Sumber gambar: pixabay.com.
Setiap orang mencintai suatu konspiransi.
-Dan Brown, The Da Vinci Code (Robert Langdon, #2).
_____________________________________
Aku ditembak cinta oleh penolongku setelah lolos dari maut akibat gangguan mistis? Permainan nasib apa ini? Sejak menolongku, hampir setiap pagi Alam datang dengan dalih membeli sempol ayam atau nasi uduk pada Dika. Setelah membeli makanan tersebut, ia pasti celingukan untuk mencari wajahku. Dika yang sangat peka, langsung memanfaatkannya dengan mendorong Alam yang malang untuk membeli lebih banyak barang jualannya. Selanjutnya, Dika akan memberitahuku adanya Alam.
“Kak Ima, pangeran manusiamu sudah datang,” ujar Dika sembari tertawa menyebalkan seperti biasanya. Mata kanannya berkedip dengan jenaka.
Mataku menyipit dengan pandangan sedingin Kutub Utara yang ditanggapi dengan ekspresi tak bersalah ala Dika Darayan. “Kau pasti memaksanya untuk membeli lebih banyak barang jualan. Jangan menjualku demi keuntungan!”
“Kak Alam sendiri yang ingin membeli lebih banyak.
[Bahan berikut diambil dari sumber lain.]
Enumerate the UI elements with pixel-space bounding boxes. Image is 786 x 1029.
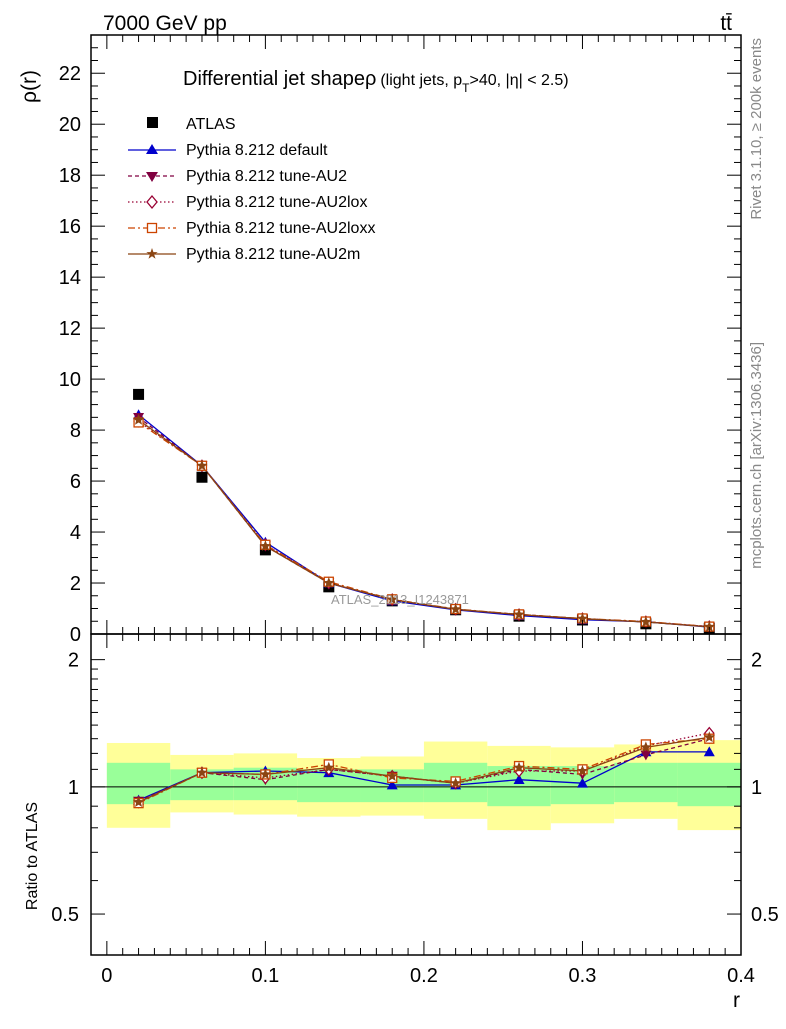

Masa aku menolak rezeki,” ujar Dika. Ia pun mengalihkan topik pembicaraan dengan lihay. “Kak, cepatlah! Ia ingin mengajakmu pergi. Berdandanlah secantik mungkin!”
Aku mengerutkan kening. “Malas ah! Aku harus menyelesaikan pekerjaanku. Katakan saja padanya aku diare.”
“Ayolah, Kak! Masa aku harus berbohong pada Kak Alam. Aku sudah berjanji untuk membujuk Kakak.”
“Itu kan urusanmu, bukan urusanku,” sahutku jutek.
Ibu yang sedari tadi ikut menguping di balik pintu ruang tidurku, menyela, “Ima, pekerjaanmu kan sudah selesai tadi malam. Tak baik berbohong.”
“Ibu ikut-ikutan saja. Aku …” Baru saja aku hendak mendebat, Ibu menginterupsi dengan tegas. “Ibu tak ingin mendengar 1.000 alasanmu. Ibu tahu kau ingin menghindar. Tapi tak adil bagi Alam jika kau langsung menutup pintu hati. Berilah ia kesempatan! Selanjutnya, terserah padamu apa kau tertarik atau tidak untuk berhubungan serius dengannya.”
Aku merengut. “Ibu tak tahu alasanku menolaknya. Lebih baik tak memberi harapan semu pada Alam agar hatinya tak terlampau sakit.”
“Lalu, apakah strategimu berhasil?” Tanya Ibu sembari tertawa kecil.
“Gatot alias gagal total akibat adik usil yang satu ini,” tuduhku sembari menunjuk hidung mancung Dika yang berpura-pura tenang.
“Ish, apa sih, Kak? Aku tak berbuat apa pun. Kak Alam yang cinta mati pada Kakak, mengapa aku yang disalahkan?”
Aku mendelikkan mata pada Dika. “Jangan berpura-pura tak bersalah! Kau bersekutu dengan Alam untuk mengintai segala gerak-gerikku. Kau memberinya harapan palsu. Aku tak mau ikut bertanggungjawab atas perbuatan konyolmu.” Kemudian, aku menoleh pada Ibu, “Dika ini menjual informasi mengenaiku dengan harapan Alam membeli barang jualannya.”